Research suggests that successful performance on exams requires preparation (that is, studying - L) and rest (that is, sleep - S). Neither by itself produces good exam grades, but in the right combination they maximize your exam performance. We can then model your exam grades as emerging from a production process that takes hours of studying and hours of sleep as inputs. Suppose this production process has increasing returns to scale.
a) On a graph with hours of sleep on the horizontal axis and hours of studying on the vertical, illustrate an isoquant that represents a particular exam performance level qA
b) Suppose you are always willing to pay $20 to get back an hour of sleep and $5 to get back an hour of studying. Illustrate on your graph the least cost way to get to the exam grade qA.
c) Suppose a new caffeine/ginseng drink comes on the market, and you find it makes you twice as productive when you study. What in your graph will change? Suppose that the production technology described above can be captured by the production function q = 40LS, where q is your exam grade, L is the number of hours spent studying, and S is the number of hours spent sleeping. MPL = 40S and MPK =40L.

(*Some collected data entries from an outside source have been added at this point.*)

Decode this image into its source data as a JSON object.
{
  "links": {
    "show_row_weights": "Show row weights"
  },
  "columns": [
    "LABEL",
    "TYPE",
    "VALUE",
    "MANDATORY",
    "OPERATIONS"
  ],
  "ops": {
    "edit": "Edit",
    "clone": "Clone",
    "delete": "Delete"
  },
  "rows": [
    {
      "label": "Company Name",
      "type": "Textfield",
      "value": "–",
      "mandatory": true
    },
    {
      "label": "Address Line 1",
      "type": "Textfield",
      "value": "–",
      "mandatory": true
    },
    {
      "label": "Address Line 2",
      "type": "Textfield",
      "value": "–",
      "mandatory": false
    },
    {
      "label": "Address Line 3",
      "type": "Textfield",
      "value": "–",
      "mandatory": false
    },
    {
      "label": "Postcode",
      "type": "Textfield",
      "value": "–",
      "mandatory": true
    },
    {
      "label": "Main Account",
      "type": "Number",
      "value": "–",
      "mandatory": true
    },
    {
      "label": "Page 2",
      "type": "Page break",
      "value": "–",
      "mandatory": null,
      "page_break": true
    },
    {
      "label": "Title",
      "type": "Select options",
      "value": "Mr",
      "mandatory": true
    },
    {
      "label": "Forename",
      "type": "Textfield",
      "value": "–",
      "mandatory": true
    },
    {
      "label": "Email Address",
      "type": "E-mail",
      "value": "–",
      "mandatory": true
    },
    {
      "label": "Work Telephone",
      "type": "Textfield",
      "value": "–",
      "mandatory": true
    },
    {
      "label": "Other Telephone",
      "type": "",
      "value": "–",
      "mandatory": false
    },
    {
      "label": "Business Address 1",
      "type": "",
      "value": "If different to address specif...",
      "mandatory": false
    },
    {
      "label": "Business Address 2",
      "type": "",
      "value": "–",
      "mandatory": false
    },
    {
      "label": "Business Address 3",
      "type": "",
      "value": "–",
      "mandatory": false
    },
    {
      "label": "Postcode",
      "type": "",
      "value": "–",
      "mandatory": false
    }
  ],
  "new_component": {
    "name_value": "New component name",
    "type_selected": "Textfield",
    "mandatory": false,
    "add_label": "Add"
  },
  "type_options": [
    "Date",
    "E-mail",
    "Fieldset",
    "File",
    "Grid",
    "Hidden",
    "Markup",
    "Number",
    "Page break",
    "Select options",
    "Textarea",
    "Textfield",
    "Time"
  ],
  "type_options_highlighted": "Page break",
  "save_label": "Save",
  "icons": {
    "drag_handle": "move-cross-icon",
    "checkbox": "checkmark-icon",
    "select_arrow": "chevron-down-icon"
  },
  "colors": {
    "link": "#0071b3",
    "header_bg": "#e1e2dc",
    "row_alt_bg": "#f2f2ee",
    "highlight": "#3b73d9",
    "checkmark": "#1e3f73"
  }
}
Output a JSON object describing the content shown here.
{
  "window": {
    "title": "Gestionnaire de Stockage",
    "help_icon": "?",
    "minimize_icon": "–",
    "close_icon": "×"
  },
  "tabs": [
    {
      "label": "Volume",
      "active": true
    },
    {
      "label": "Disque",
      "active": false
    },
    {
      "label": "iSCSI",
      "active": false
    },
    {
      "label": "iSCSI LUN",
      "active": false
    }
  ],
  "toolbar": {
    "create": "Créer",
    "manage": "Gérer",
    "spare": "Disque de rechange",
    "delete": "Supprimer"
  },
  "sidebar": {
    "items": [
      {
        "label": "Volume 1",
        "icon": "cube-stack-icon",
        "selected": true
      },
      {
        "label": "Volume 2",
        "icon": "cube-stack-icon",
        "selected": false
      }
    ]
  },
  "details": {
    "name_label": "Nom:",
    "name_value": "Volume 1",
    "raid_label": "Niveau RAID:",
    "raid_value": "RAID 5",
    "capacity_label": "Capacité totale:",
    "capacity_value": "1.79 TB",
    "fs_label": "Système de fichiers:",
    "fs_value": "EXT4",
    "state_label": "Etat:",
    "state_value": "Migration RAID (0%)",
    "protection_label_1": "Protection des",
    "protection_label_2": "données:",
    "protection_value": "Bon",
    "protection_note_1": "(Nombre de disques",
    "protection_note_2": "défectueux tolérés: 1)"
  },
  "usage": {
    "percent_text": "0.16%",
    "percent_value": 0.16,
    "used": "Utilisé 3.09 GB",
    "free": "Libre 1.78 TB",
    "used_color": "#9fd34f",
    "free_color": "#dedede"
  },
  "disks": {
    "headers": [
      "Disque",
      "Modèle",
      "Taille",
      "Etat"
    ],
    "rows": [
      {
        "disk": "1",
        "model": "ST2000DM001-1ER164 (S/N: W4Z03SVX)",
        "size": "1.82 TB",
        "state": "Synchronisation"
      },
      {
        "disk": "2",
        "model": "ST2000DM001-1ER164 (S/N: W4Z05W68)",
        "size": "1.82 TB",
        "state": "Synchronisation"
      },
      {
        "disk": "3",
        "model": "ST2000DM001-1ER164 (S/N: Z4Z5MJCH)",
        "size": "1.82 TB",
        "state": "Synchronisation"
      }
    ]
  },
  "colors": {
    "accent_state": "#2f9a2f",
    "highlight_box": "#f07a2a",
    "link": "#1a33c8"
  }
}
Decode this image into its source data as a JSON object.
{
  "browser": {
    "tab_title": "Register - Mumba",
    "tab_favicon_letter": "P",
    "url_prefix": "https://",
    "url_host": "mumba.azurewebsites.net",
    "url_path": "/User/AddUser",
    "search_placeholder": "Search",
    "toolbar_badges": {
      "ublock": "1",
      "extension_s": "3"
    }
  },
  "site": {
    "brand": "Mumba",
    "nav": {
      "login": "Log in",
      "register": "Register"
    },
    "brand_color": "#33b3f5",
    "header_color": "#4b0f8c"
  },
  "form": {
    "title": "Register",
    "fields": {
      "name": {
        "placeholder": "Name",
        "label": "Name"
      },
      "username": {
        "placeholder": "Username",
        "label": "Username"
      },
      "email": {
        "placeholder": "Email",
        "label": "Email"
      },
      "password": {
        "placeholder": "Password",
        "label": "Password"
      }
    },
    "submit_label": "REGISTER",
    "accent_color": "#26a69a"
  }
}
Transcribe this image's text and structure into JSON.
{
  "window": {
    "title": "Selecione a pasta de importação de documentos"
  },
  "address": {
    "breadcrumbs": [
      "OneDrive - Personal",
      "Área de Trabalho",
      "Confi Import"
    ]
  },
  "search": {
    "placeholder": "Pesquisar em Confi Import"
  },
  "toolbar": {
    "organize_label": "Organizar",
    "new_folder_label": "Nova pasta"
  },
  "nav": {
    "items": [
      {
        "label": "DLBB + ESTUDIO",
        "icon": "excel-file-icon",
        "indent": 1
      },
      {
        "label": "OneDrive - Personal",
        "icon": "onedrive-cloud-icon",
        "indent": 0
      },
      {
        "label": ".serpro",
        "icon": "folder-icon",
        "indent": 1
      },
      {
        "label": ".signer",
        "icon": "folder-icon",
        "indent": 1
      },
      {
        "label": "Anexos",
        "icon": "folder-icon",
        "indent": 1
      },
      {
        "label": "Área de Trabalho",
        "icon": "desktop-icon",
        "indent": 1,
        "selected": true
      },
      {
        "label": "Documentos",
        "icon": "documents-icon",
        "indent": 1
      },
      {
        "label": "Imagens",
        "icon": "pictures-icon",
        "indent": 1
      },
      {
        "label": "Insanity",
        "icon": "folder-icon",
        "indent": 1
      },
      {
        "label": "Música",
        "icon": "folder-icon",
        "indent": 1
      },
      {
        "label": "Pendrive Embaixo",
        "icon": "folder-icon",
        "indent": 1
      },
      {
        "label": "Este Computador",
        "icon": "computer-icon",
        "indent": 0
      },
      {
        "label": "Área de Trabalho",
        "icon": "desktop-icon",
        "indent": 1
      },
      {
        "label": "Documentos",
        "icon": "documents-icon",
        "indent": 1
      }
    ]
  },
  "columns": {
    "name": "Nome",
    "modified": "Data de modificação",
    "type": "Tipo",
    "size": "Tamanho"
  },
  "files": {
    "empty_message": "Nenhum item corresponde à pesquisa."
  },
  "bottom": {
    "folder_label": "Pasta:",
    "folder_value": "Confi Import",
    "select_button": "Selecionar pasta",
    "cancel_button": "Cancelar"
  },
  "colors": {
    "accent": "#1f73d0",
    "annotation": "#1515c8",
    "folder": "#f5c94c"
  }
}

d) Prove that this production process indeed have increasing returns to scale.
e) What is the equation of isoquant?
f) What is the equation for a slope of an isoquant? What is this called? What does it indicate?
g) Set up the cost minimization problem and solve for the conditional studying and sleeping demands as functions of pL(what you are willing to pay to get back an hour of studying) ,pS (what you are willing to pay to get back an hour of sleep), and q (your exam performance).
h) Discuss the demand functions you derived in g). Is sleep and studying normal inputs? What happens to optimal amount sleep and pS increases? What happens to optimal amount of studying as pL increases?
i) Now, assume that you are always willing to pay $20 to get back an hour of sleep and $5 to get back an hour of studying. What is your “optimal production plan”?
j) Derive the cost function and simplify the function as much as you can.
k) Continue with total cost function derived in part j) and derive the average cost. Are marginal and average cost curves for this problem upward or downward sloping? Explain. What is the relationship between MC and AC? Draw the MC and AC.
l) What is your “optimal production plan” if you wish to reach the exam performance of 160?
m) What is the cost of this 160- score performance? Now suppose your instructor clearly tells you that you have to study for 5 hours to get 160-score performance. Reconsider the “short-run” problem where studying is fixed at L .
n) What is your “optimal production plan”? What is your “optimal production plan” if you wish to reach the exam performance of 160? Draw this short run solution along with long run solution in one graph.
o) What is the short-run cost function? What is the short-run marginal cost function? Average cost function?
p) Compare cost functions from part o) with cost functions from part k).